De geboren Ouderkerker geeft al tientallen jaren rondleidingen in de kerk en verdiept zich nog veel langer in haar verleden. Meijer: „Dat vorige gebouw zal wel helemaal van tufsteen geweest zijn. En ik verwacht dat er daarvóór nog een houten kerk gestaan heeft.”
In zijn lezing tijdens de opening van de viering, in de Dorpskerk, zal Meijer dan ook verkondigen dat de viering van het 750-jarig bestaan onzin is. „Het enige wat we vieren is de oudst bewaarde schriftelijke vermelding van de naam Ouderkerk.”
Holdermans knikt. „Alleen die naam al laat zien dat Nieuwerkerk, aan de andere kant van de IJssel, toen al moet hebben bestaan. Hoe ons dorp voor die tijd heette, weten we niet.”

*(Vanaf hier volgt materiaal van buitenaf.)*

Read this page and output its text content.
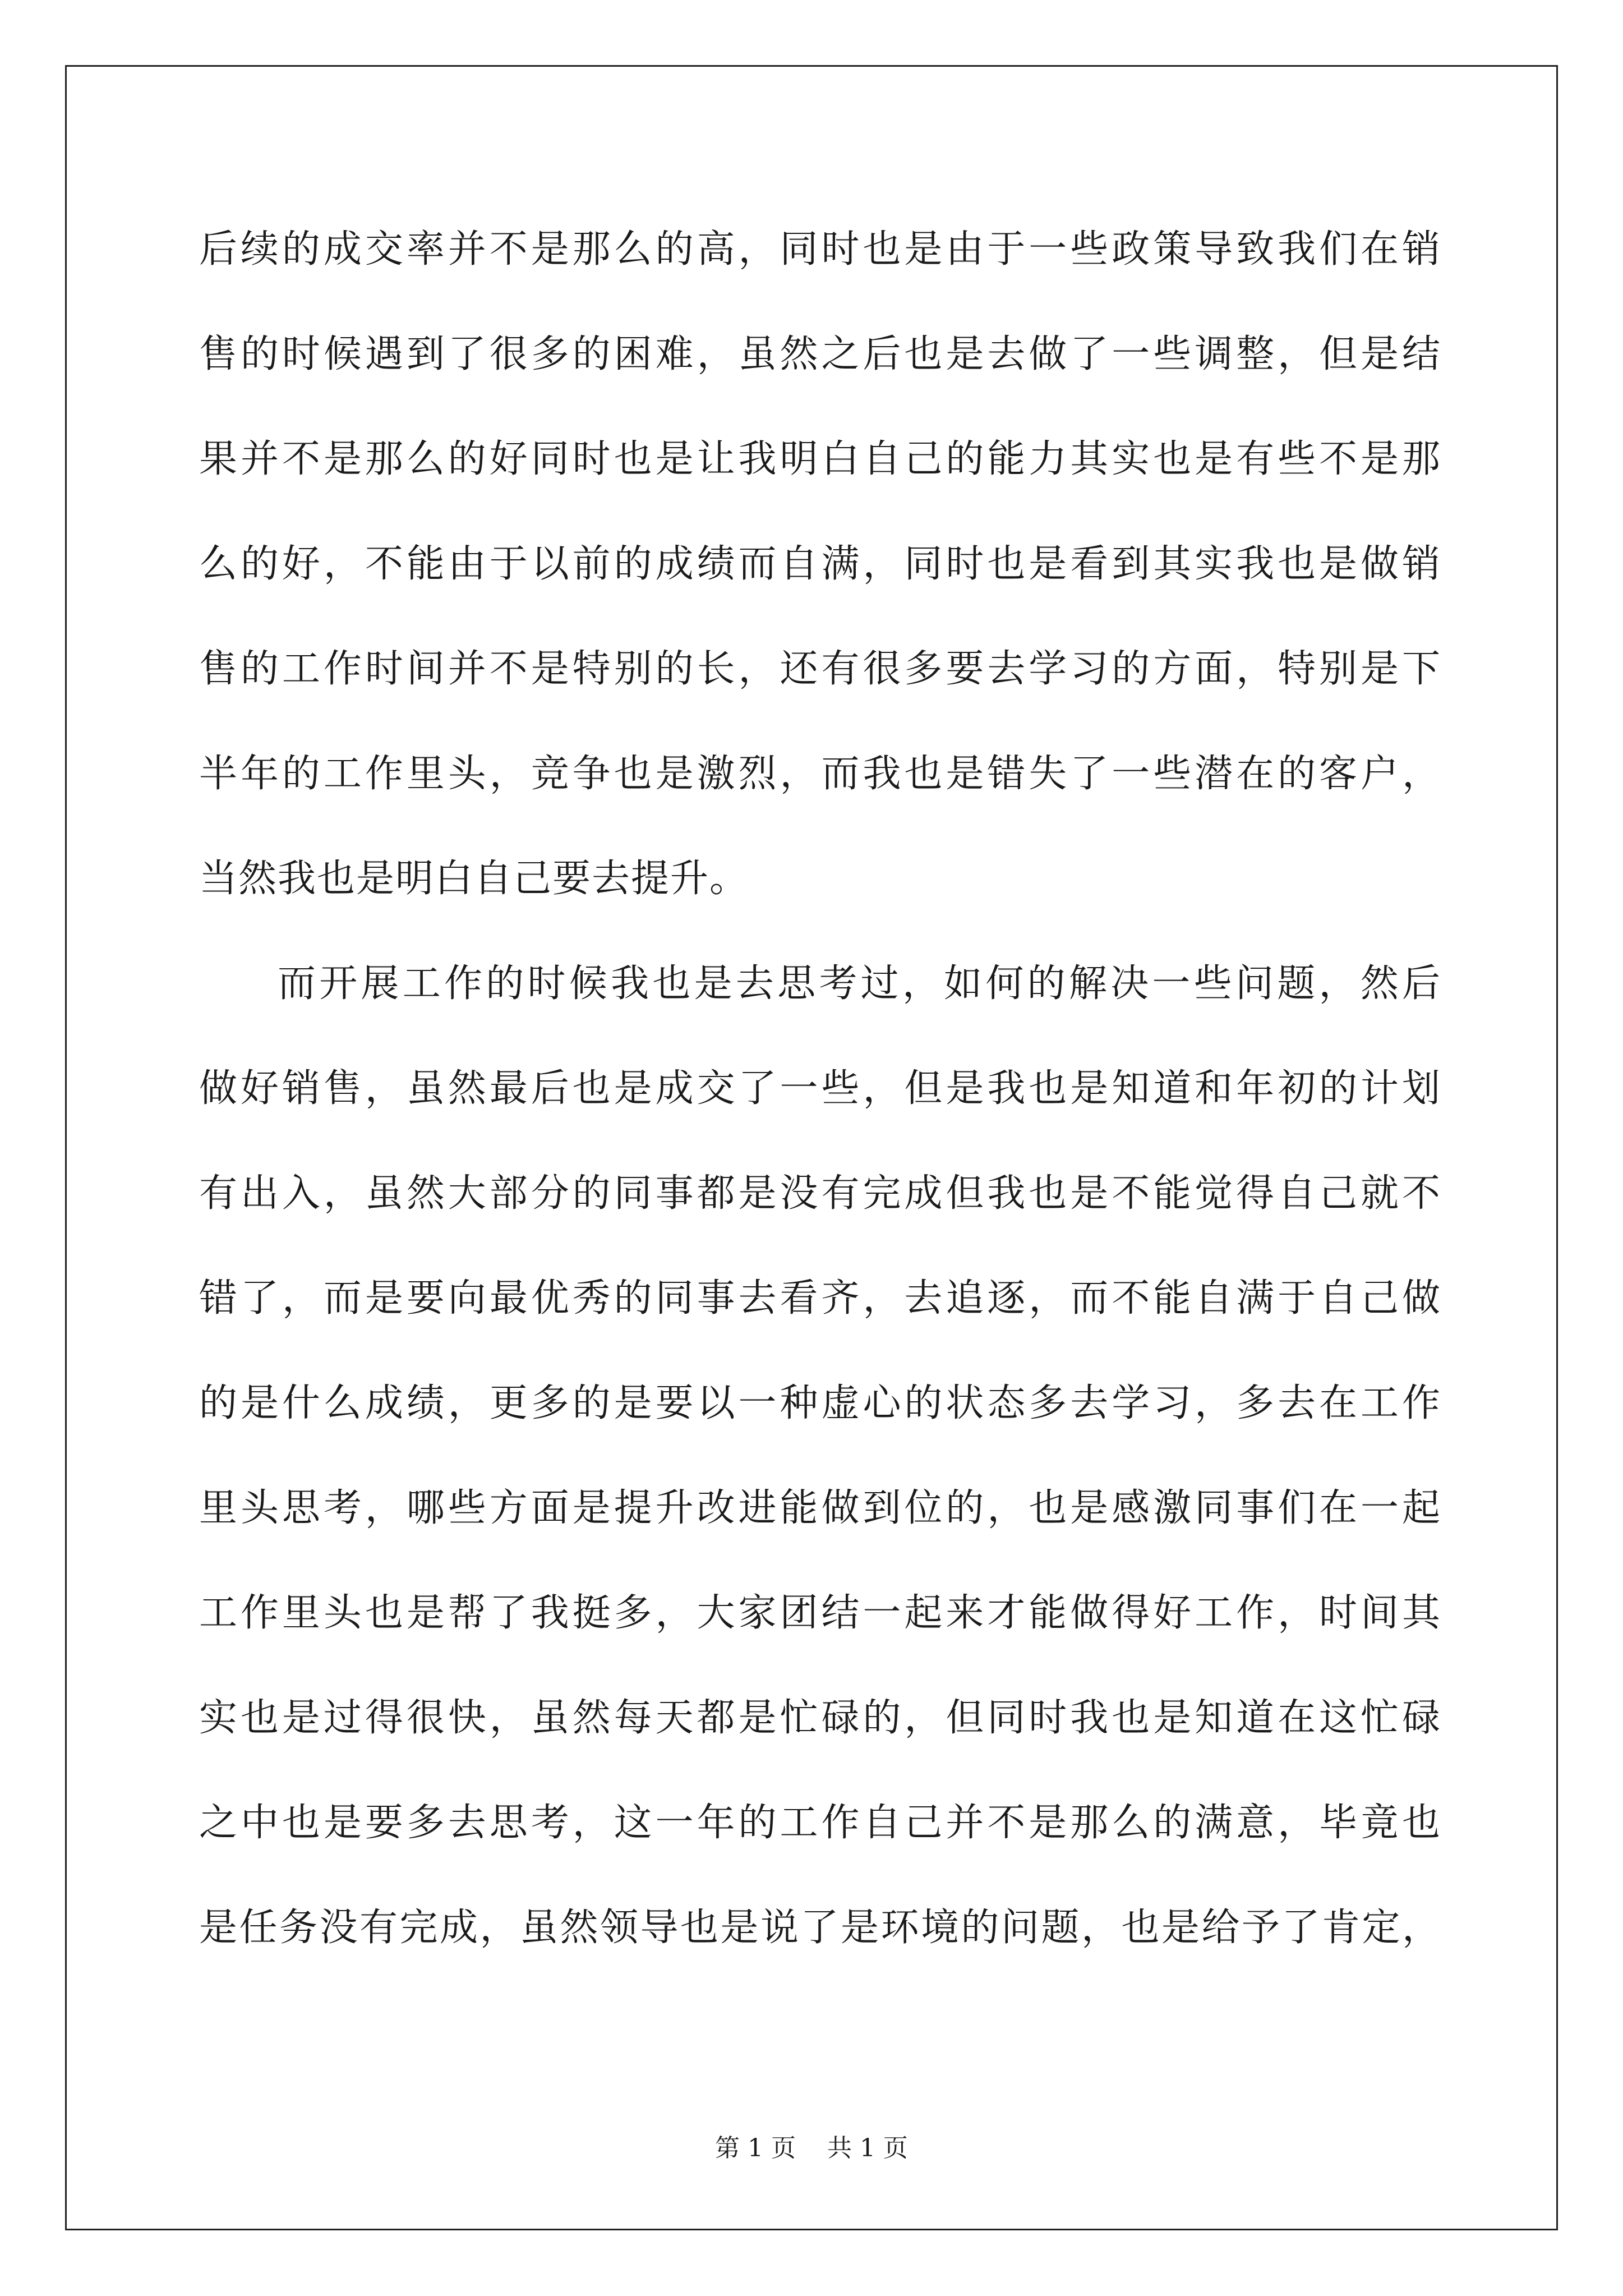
后续的成交率并不是那么的高，同时也是由于一些政策导致我们在销
售的时候遇到了很多的困难，虽然之后也是去做了一些调整，但是结
果并不是那么的好同时也是让我明白自己的能力其实也是有些不是那
么的好，不能由于以前的成绩而自满，同时也是看到其实我也是做销
售的工作时间并不是特别的长，还有很多要去学习的方面，特别是下
半年的工作里头，竞争也是激烈，而我也是错失了一些潜在的客户，
当然我也是明白自己要去提升。
而开展工作的时候我也是去思考过，如何的解决一些问题，然后
做好销售，虽然最后也是成交了一些，但是我也是知道和年初的计划
有出入，虽然大部分的同事都是没有完成但我也是不能觉得自己就不
错了，而是要向最优秀的同事去看齐，去追逐，而不能自满于自己做
的是什么成绩，更多的是要以一种虚心的状态多去学习，多去在工作
里头思考，哪些方面是提升改进能做到位的，也是感激同事们在一起
工作里头也是帮了我挺多，大家团结一起来才能做得好工作，时间其
实也是过得很快，虽然每天都是忙碌的，但同时我也是知道在这忙碌
之中也是要多去思考，这一年的工作自己并不是那么的满意，毕竟也
是任务没有完成，虽然领导也是说了是环境的问题，也是给予了肯定，
第 1 页    共 1 页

Meijer denkt stellig dat ook de historie van die tijd beschreven is geweest. „Maar ze is verloren gegaan.”
Holdermans glimlacht: „Als Arie Jan vanavond nog een oudere vermelding zou ontdekken, zouden we de festiviteiten eigenlijk nog moeten afblazen.”
De twee tonen zich trots op de geschiedenis van hun woonplaats. „De kerk van Ouderkerk is waarschijnlijk de moederkerk van heel de omgeving geweest. Capelle aan den IJssel zou zijn naam weleens te danken kunnen hebben aan een kapel die bij onze kerk hoorde”, zegt Holdermans.
Willem van Oranje
De ooit zo centrale functie van Ouderkerk blijkt, zo zeggen de historici, ook uit het praalgraf van Nassau-Lalecq, dat de Dorpskerk herbergt. De oudste Nassau die in het dorp is bijgezet, is Lodewijk van Nassau, de tweede zoon die Maurits met Margaretha van Mechelen kreeg. Hij had de heerlijkheid van de Lek –waaronder Ouderkerk viel– van zijn oudste broer Willem geërfd, toen die in 1627 was gesneuveld.
Bij diens geboorte had prins Maurits het gebied aan hem geschonken. Het praalgraf trekt veel publiek, weet Holdermans. „Uit het gehele land, zelfs vanuit het buitenland, komen mensen naar Ouderkerk om het praalgraf te bezoeken. Er liggen 37 nakomelingen van Lodewijk van Nassau begraven.”
Beschermbrief
De band van Ouderkerk met de Nassaus begint niet bij Maurits, onthult Meijer. „We hebben een zogenoemde beschermbrief van Willem van Oranje zelf. Van Oranje was toen stadhouder van Holland en hij had van René van Chalon ook de heerlijkheid van de Lek geërfd.”
Een afdruk van deze brief is te zien op een speciale tentoonstelling in de oudheidskamer die in grote lijnen de geschiedenis van Ouderkerk belicht.
Meijer: „Met zulke beschermbrieven kochten plaatsen de bescherming van hun heer. De troepen van Willem van Oranje mochten hier niet meer komen plunderen. Best bijzonder hoe zo’n klein dorpje als Ouderkerk dus al een relatie had met de Vader des Vaderlands.”